All template files should inherit from Templates/base.html. In this file the styles are set, as is the subject and some confidentiality lines.

In Statsdash/render.py you can define filter functions to be used in the templates that aren’t already defined in Jinja.

Already defined filter functions:

int_comma(value)
Adds commas to long numbers to make them more readable
e.g. when value = 1000, returns the string 1,000
cut(word, part=”www.”)
Removes the substring defined by part from the string word
Substring to remove defaults as “www.” for site names, but can be any string
Returns the stripped word

Use

{{ value|int_comma }}
{{ site_name|cut("www.") }}

Add a new report

To set up a new report, you’ll need to create a new class that inherits from “Report”.

Basic example that returns just a google analytics summary table:

class MyReport(Report):

    def __init__(self, sites, period, recipients, frequency, subject):
        super(MyReport, self).__init__(sites, period, recipients, frequency, subject)
        self.sites = sites
        self.period = period
        self.recipients = recipients
        self.frequency = frequency
        self.subject = subject
        self.warning_sites = []
        self.template = self.env.get_template("template.html")
        self.date = AnalyticsData(self.sites, self.period, self.frequency)

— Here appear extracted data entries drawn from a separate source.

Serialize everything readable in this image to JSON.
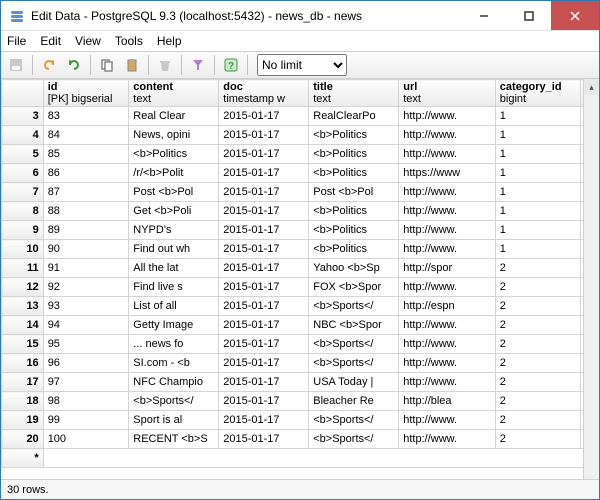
{
  "window": {
    "title": "Edit Data - PostgreSQL 9.3 (localhost:5432) - news_db - news"
  },
  "menu": [
    "File",
    "Edit",
    "View",
    "Tools",
    "Help"
  ],
  "toolbar": {
    "limit_selected": "No limit"
  },
  "columns": [
    {
      "h1": "id",
      "h2": "[PK] bigserial",
      "cls": "col-id"
    },
    {
      "h1": "content",
      "h2": "text",
      "cls": "col-content"
    },
    {
      "h1": "doc",
      "h2": "timestamp w",
      "cls": "col-doc"
    },
    {
      "h1": "title",
      "h2": "text",
      "cls": "col-title"
    },
    {
      "h1": "url",
      "h2": "text",
      "cls": "col-url"
    },
    {
      "h1": "category_id",
      "h2": "bigint",
      "cls": "col-cat"
    }
  ],
  "rows": [
    {
      "n": "3",
      "id": "83",
      "content": "Real Clear ",
      "doc": "2015-01-17",
      "title": "RealClearPo",
      "url": "http://www.",
      "cat": "1"
    },
    {
      "n": "4",
      "id": "84",
      "content": "News, opini",
      "doc": "2015-01-17",
      "title": "<b>Politics",
      "url": "http://www.",
      "cat": "1"
    },
    {
      "n": "5",
      "id": "85",
      "content": "<b>Politics",
      "doc": "2015-01-17",
      "title": "<b>Politics",
      "url": "http://www.",
      "cat": "1"
    },
    {
      "n": "6",
      "id": "86",
      "content": "/r/<b>Polit",
      "doc": "2015-01-17",
      "title": "<b>Politics",
      "url": "https://www",
      "cat": "1"
    },
    {
      "n": "7",
      "id": "87",
      "content": "Post <b>Pol",
      "doc": "2015-01-17",
      "title": "Post <b>Pol",
      "url": "http://www.",
      "cat": "1"
    },
    {
      "n": "8",
      "id": "88",
      "content": "Get <b>Poli",
      "doc": "2015-01-17",
      "title": "<b>Politics",
      "url": "http://www.",
      "cat": "1"
    },
    {
      "n": "9",
      "id": "89",
      "content": "NYPD&#39;s ",
      "doc": "2015-01-17",
      "title": "<b>Politics",
      "url": "http://www.",
      "cat": "1"
    },
    {
      "n": "10",
      "id": "90",
      "content": "Find out wh",
      "doc": "2015-01-17",
      "title": "<b>Politics",
      "url": "http://www.",
      "cat": "1"
    },
    {
      "n": "11",
      "id": "91",
      "content": "All the lat",
      "doc": "2015-01-17",
      "title": "Yahoo <b>Sp",
      "url": "http://spor",
      "cat": "2"
    },
    {
      "n": "12",
      "id": "92",
      "content": "Find live s",
      "doc": "2015-01-17",
      "title": "FOX <b>Spor",
      "url": "http://www.",
      "cat": "2"
    },
    {
      "n": "13",
      "id": "93",
      "content": "List of all",
      "doc": "2015-01-17",
      "title": "<b>Sports</",
      "url": "http://espn",
      "cat": "2"
    },
    {
      "n": "14",
      "id": "94",
      "content": "Getty Image",
      "doc": "2015-01-17",
      "title": "NBC <b>Spor",
      "url": "http://www.",
      "cat": "2"
    },
    {
      "n": "15",
      "id": "95",
      "content": "... news fo",
      "doc": "2015-01-17",
      "title": "<b>Sports</",
      "url": "http://www.",
      "cat": "2"
    },
    {
      "n": "16",
      "id": "96",
      "content": "SI.com - <b",
      "doc": "2015-01-17",
      "title": "<b>Sports</",
      "url": "http://www.",
      "cat": "2"
    },
    {
      "n": "17",
      "id": "97",
      "content": "NFC Champio",
      "doc": "2015-01-17",
      "title": "USA Today |",
      "url": "http://www.",
      "cat": "2"
    },
    {
      "n": "18",
      "id": "98",
      "content": "<b>Sports</",
      "doc": "2015-01-17",
      "title": "Bleacher Re",
      "url": "http://blea",
      "cat": "2"
    },
    {
      "n": "19",
      "id": "99",
      "content": "Sport is al",
      "doc": "2015-01-17",
      "title": "<b>Sports</",
      "url": "http://www.",
      "cat": "2"
    },
    {
      "n": "20",
      "id": "100",
      "content": "RECENT <b>S",
      "doc": "2015-01-17",
      "title": "<b>Sports</",
      "url": "http://www.",
      "cat": "2"
    }
  ],
  "status": "30 rows."
}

    def generate_html(self):
        summary = self.data.summary_talbe()
        html = self.template.render(
            subject = self.get_subject(),
            change = self.get_freq_label(),
            report_span = self.frequency,
            warning_sites = self.warning_sites,
            summary_table = summary
        )
        return html

Run a report

Preview

You can preview an individual report using the preview_report.py file.

To preview a report you can run the file from the command line with these paramaters:

argument Optional Default Definition
reporttype Required No default The name of the report class, e.g. AnalyticsCoreReport
–sitename Optional All sites Name of the site, as it is in the config
–destination Optional ”.” Path to where to save the report out
–filename Optional report_preview Name of the file to save

Example configuration might be:

python preview_report.py AnalyticsCoreReport -s site.net -d file/to/path -n my_report_test

The frequency and periods are manually set up within the file. To alter these you’ll have to alter the file.There are preset monthly, weekly and daily StatsRange objects setup but you may need to just change the date or frequency of the report.

Schedule

Set up a report in report_schedule.py and run the scheduler.

For more info see Report Schedule Settings and Using the Scheduler.